If budgets were the key measure of success, then China would probably be in first place. Under the CHIPS and Science Act, passed last year, the U.S. is funneling $52.7 billion into building, modernizing and expanding domestic chip production. The EU is mulling a plan to invest $46 billion.
But even combined, these amounts pale in comparison to the 1 trillion yuan ($146 billion) package that China is said to be preparing.
To get CHIPS Act aid, companies will need to meet a host of conditions, including, crucially, not expanding semiconductor capacity in "foreign countries of concern for 10 years" and also must not "knowingly engage in any joint research technology licensing effort with a foreign entity of concern that involves sensitive technologies or products."
The key country of concern, of course, is China. The Biden administration, in effect, is asking companies to choose between the world's two biggest economies.
Most chip producers have been heavily involved in China for many years. Taiwan Semiconductor Manufacturing Co. (TSMC) and Samsung Electronics, for instance, have been investing billions of dollars in their factories in China.
When Nancy Pelosi, then the speaker of the U.S. House of Representatives, visited Taiwan last year, Morris Chang, TSMC's founder and former chairman, is said to have told her that Washington's efforts to become a semiconductor powerhouse are naive and doomed to fail.
Chang may have been referring to the complexities of building a vertically integrated semiconductor ecosystem by 2024, when TSMC's first factory in the state of Arizona is scheduled for completion. It has taken TSMC over 30 years to foster, nurture, and trust its 2,500-odd top-tier suppliers and more than 10,000 secondary suppliers, many of which are based in China.
The notoriously difficult supply chain for chipmaking may work in China's favor.

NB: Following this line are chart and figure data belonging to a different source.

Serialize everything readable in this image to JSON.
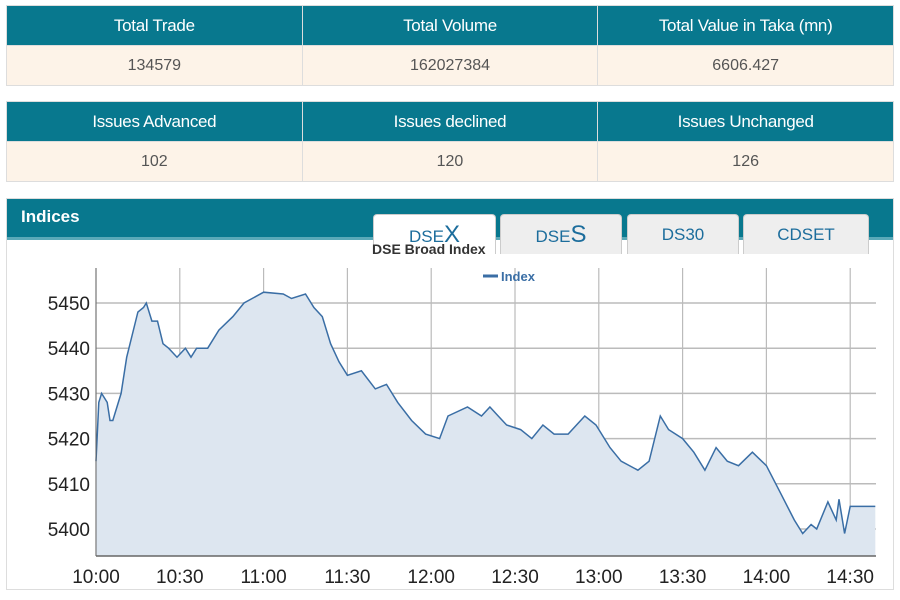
{
  "summary1": {
    "headers": [
      "Total Trade",
      "Total Volume",
      "Total Value in Taka (mn)"
    ],
    "values": [
      "134579",
      "162027384",
      "6606.427"
    ]
  },
  "summary2": {
    "headers": [
      "Issues Advanced",
      "Issues declined",
      "Issues Unchanged"
    ],
    "values": [
      "102",
      "120",
      "126"
    ]
  },
  "indices": {
    "title": "Indices",
    "tabs": [
      {
        "prefix": "DSE",
        "suffix": "X",
        "active": true
      },
      {
        "prefix": "DSE",
        "suffix": "S",
        "active": false
      },
      {
        "prefix": "DS30",
        "suffix": "",
        "active": false
      },
      {
        "prefix": "CDSET",
        "suffix": "",
        "active": false
      }
    ]
  },
  "colors": {
    "header": "#08788e",
    "value_row": "#fdf3e8",
    "line": "#3a6ea5",
    "fill": "#dde6f0"
  },
  "chart_data": {
    "type": "area",
    "title": "DSE Broad Index",
    "legend": {
      "entries": [
        "Index"
      ],
      "placement": "top-center"
    },
    "grid": true,
    "xlabel": "",
    "ylabel": "",
    "xticks": [
      "10:00",
      "10:30",
      "11:00",
      "11:30",
      "12:00",
      "12:30",
      "13:00",
      "13:30",
      "14:00",
      "14:30"
    ],
    "yticks": [
      5400,
      5410,
      5420,
      5430,
      5440,
      5450
    ],
    "xlim": [
      "10:00",
      "14:39"
    ],
    "ylim": [
      5394,
      5460
    ],
    "series": [
      {
        "name": "Index",
        "points": [
          [
            "10:00",
            5415
          ],
          [
            "10:01",
            5428
          ],
          [
            "10:02",
            5430
          ],
          [
            "10:04",
            5428
          ],
          [
            "10:05",
            5424
          ],
          [
            "10:06",
            5424
          ],
          [
            "10:09",
            5430
          ],
          [
            "10:11",
            5438
          ],
          [
            "10:15",
            5448
          ],
          [
            "10:17",
            5449
          ],
          [
            "10:18",
            5450
          ],
          [
            "10:20",
            5446
          ],
          [
            "10:22",
            5446
          ],
          [
            "10:24",
            5441
          ],
          [
            "10:26",
            5440
          ],
          [
            "10:29",
            5438
          ],
          [
            "10:32",
            5440
          ],
          [
            "10:34",
            5438
          ],
          [
            "10:36",
            5440
          ],
          [
            "10:40",
            5440
          ],
          [
            "10:44",
            5444
          ],
          [
            "10:49",
            5447
          ],
          [
            "10:53",
            5450
          ],
          [
            "11:00",
            5452.4
          ],
          [
            "11:07",
            5452
          ],
          [
            "11:10",
            5451
          ],
          [
            "11:15",
            5452
          ],
          [
            "11:18",
            5449
          ],
          [
            "11:21",
            5447
          ],
          [
            "11:24",
            5441
          ],
          [
            "11:27",
            5437
          ],
          [
            "11:30",
            5434
          ],
          [
            "11:35",
            5435
          ],
          [
            "11:40",
            5431
          ],
          [
            "11:44",
            5432
          ],
          [
            "11:48",
            5428
          ],
          [
            "11:53",
            5424
          ],
          [
            "11:58",
            5421
          ],
          [
            "12:03",
            5420
          ],
          [
            "12:06",
            5425
          ],
          [
            "12:13",
            5427
          ],
          [
            "12:18",
            5425
          ],
          [
            "12:21",
            5427
          ],
          [
            "12:24",
            5425
          ],
          [
            "12:27",
            5423
          ],
          [
            "12:32",
            5422
          ],
          [
            "12:36",
            5420
          ],
          [
            "12:40",
            5423
          ],
          [
            "12:44",
            5421
          ],
          [
            "12:49",
            5421
          ],
          [
            "12:55",
            5425
          ],
          [
            "12:59",
            5423
          ],
          [
            "13:04",
            5418
          ],
          [
            "13:08",
            5415
          ],
          [
            "13:14",
            5413
          ],
          [
            "13:18",
            5415
          ],
          [
            "13:22",
            5425
          ],
          [
            "13:25",
            5422
          ],
          [
            "13:30",
            5420
          ],
          [
            "13:34",
            5417
          ],
          [
            "13:38",
            5413
          ],
          [
            "13:42",
            5418
          ],
          [
            "13:46",
            5415
          ],
          [
            "13:50",
            5414
          ],
          [
            "13:55",
            5417
          ],
          [
            "14:00",
            5414
          ],
          [
            "14:05",
            5408
          ],
          [
            "14:10",
            5402
          ],
          [
            "14:13",
            5399
          ],
          [
            "14:16",
            5401
          ],
          [
            "14:18",
            5400
          ],
          [
            "14:22",
            5406
          ],
          [
            "14:25",
            5402
          ],
          [
            "14:26",
            5406.6
          ],
          [
            "14:28",
            5399
          ],
          [
            "14:30",
            5405
          ],
          [
            "14:39",
            5405
          ]
        ]
      }
    ]
  }
}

Chipmaking entails coordinating myriad unrelated resources and advanced technologies including raw silicon ingots and rare earth metals from China and neon gas from Ukraine, along with specialty chemicals, processing and testing tools, lasers, vacuum sealers and power supplies from all corners of the world.
Combined, the logistical hoops make the Arizona plant's planned 2024 start date a flat-out impossibility.
Moreover, export controls will not affect China's 30-year head start in nurturing its stockpile of rare earth metals, skilled chip designers and engineers, and thousands of indigenous suppliers.
Though still behind the world leaders in chip technology, China has proved over time that it can turn fledging industries -- whether in high-speed rail, telecommunications, electric vehicles or social media -- into juggernauts.
If the U.S. sanctions on Huawei are an indication of the future, then Biden's chip controls are doomed to fail. The Trump administration in 2020 banned companies from supplying Huawei with custom chips using American software or hardware.
This virtually wiped out Huawei's once-dominant position in the world's handset market. Many wrote Huawei off as dead, but it has hardly disappeared. It remains the world's largest provider of telecommunications equipment while also developing new lines of business, such as creating artificial intelligence applications for governments, phone companies and other businesses.
Biden's sanctions more than likely will follow a similar path toward obsolescence. The embargo, while seemingly onerous, gives an undeterred Beijing the impetus to garner homegrown technological know-how, muster hundreds of billions of dollars and cultivate a supply chain to catapult an underrated semiconductor ecosystem to new heights.
In the end, the new sanctions are just too little, too late to stop China's momentum.